Breaking the cycle with our own kids
Now, as I watch my own children navigate their emotions, I’m acutely aware of the patterns I’m trying not to repeat.
When Milo has a meltdown because his fort collapsed, my instinct—shaped by my upbringing—might be to quickly fix it or distract him. But instead, I sit down at his level and say, “Tell me more about how that feels.”
A study found that parents who experienced emotional neglect as children are more likely to exhibit hostile and controlling parenting styles, which can negatively affect their relationships with their own children.
Knowing this research keeps me vigilant. When Ellie comes to me with a worry that seems small to my adult mind, I remind myself that to her five-year-old heart, it’s enormous. “I’m listening,” I tell her, and then I actually do. No fixing, no minimizing, just presence.
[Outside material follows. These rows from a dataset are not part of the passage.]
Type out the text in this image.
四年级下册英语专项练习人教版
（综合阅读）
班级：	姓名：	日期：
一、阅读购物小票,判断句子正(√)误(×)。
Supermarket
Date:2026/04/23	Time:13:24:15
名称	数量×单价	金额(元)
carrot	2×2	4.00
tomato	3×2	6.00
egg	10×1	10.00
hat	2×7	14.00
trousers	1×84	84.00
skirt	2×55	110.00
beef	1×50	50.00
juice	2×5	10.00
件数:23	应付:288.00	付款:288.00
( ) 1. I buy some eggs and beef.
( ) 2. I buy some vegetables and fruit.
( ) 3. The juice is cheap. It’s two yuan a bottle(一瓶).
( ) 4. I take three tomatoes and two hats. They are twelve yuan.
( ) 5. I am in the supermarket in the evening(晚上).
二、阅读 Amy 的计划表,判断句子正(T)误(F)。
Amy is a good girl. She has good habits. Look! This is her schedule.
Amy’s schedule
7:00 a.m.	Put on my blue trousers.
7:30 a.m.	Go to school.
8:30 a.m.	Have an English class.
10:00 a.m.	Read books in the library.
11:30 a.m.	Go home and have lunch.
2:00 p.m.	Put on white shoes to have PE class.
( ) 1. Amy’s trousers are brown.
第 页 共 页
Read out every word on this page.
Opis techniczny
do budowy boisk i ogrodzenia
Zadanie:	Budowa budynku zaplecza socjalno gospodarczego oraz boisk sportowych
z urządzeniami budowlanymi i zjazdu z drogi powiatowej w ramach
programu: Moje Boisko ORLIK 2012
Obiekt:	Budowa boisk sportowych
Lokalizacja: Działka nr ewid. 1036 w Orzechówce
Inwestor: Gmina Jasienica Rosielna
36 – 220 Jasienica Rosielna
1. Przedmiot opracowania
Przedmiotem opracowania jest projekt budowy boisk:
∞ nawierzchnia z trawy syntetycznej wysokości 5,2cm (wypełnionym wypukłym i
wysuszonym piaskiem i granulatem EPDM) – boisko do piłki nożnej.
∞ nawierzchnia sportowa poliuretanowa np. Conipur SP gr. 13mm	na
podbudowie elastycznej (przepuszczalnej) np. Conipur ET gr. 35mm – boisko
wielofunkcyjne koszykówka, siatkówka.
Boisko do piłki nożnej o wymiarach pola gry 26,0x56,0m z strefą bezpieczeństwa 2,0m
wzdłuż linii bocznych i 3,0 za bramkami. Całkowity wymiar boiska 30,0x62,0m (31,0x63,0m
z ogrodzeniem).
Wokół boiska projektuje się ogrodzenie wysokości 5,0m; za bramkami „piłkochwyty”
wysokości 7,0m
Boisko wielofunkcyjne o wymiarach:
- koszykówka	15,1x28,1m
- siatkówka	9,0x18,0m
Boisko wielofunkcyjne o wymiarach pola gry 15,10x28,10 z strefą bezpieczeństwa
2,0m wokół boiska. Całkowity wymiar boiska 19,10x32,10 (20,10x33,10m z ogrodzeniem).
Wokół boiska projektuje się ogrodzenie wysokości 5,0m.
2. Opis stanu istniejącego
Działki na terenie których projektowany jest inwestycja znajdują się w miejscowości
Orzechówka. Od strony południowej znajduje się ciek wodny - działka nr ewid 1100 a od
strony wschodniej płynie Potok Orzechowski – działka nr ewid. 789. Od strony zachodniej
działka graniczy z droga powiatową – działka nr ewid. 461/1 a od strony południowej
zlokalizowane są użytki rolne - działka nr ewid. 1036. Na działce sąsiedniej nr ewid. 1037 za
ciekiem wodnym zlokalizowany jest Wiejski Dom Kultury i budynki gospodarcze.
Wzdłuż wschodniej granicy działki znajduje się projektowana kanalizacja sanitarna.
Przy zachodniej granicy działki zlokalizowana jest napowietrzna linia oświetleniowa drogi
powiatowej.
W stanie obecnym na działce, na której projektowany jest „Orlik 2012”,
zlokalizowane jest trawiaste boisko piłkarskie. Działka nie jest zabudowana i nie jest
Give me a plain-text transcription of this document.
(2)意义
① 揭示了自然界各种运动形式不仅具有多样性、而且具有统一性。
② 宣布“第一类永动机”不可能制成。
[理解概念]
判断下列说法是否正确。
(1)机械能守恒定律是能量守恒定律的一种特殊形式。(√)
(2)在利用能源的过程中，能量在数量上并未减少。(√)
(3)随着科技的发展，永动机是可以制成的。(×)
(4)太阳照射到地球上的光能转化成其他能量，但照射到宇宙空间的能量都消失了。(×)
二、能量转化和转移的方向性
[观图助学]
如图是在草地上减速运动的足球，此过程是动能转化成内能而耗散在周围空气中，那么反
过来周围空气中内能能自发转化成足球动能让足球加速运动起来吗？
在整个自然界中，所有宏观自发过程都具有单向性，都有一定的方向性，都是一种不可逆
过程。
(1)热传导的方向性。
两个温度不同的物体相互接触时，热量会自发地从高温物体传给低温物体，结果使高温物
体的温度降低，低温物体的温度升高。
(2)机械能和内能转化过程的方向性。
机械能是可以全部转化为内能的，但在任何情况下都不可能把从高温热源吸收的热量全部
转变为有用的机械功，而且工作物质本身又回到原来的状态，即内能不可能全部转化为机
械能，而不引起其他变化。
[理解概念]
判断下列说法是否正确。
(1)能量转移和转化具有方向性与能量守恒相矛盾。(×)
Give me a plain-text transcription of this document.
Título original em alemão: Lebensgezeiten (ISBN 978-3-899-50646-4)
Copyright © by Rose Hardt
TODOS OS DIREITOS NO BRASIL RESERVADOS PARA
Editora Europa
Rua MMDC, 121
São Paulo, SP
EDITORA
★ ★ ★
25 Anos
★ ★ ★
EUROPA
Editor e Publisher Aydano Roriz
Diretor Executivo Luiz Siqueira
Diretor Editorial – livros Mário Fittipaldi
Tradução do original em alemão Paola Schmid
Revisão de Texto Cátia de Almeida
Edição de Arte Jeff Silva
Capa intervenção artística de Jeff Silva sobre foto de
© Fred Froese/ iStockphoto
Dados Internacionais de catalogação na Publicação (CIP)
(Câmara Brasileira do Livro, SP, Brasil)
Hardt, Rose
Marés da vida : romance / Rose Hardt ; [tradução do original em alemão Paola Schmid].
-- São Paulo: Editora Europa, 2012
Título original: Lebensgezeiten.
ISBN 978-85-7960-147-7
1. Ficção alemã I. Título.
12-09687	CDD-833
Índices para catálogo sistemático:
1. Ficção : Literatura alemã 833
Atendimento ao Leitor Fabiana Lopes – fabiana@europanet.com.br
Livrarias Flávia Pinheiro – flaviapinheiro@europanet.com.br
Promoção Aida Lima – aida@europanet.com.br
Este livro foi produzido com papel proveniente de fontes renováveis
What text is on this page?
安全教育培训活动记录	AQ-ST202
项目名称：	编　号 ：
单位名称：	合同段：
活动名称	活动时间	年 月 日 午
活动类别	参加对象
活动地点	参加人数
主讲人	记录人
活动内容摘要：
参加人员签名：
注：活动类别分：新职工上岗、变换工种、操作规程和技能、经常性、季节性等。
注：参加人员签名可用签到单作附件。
Understanding the need for distance
Edie Stark, LCSW, MSc, psychotherapist and founder of Stark Therapy Group, puts it powerfully: “The decision to go no or low contact is rarely made lightly. It’s not about revenge, spite, or being ‘overly sensitive’; it’s about protecting your emotional safety and choosing self-respect over obligation.”
For those of us working through these patterns, this validation matters. The guilt that comes with setting boundaries with parents can be overwhelming. But sometimes distance is the only way to heal, to see clearly, to stop the cycle from continuing.
Finding peace with what is
Creating a different family culture doesn’t mean I’ve figured it all out. Some days I catch myself rushing through bedtime stories because I’m tired, or responding to “I’m sad” with “You’ll be okay” instead of “Tell me about it.” The difference is awareness—and the commitment to repair when I miss the mark.
Matt and I often talk after the kids are asleep about the emotional availability we want to model. It’s not about being perfect parents. It’s about being present ones. Parents who see our children’s emotions not as problems to solve but as important information about their inner worlds.
Looking back at that old family photo, I feel compassion for everyone in it—including my parents, who were probably doing the best they could with the tools they had. But I also feel proud of the work I’ve done to ensure my children won’t have to heal from the same emotional absence I did.
The thousand small moments that lead to estrangement aren’t usually malicious. They’re often just patterns passed down through generations of families who never learned how to hold space for feelings.
But we can choose differently. One “tell me more” at a time, one validated feeling at a time, we can create homes where emotions aren’t inconveniences but invitations to connect.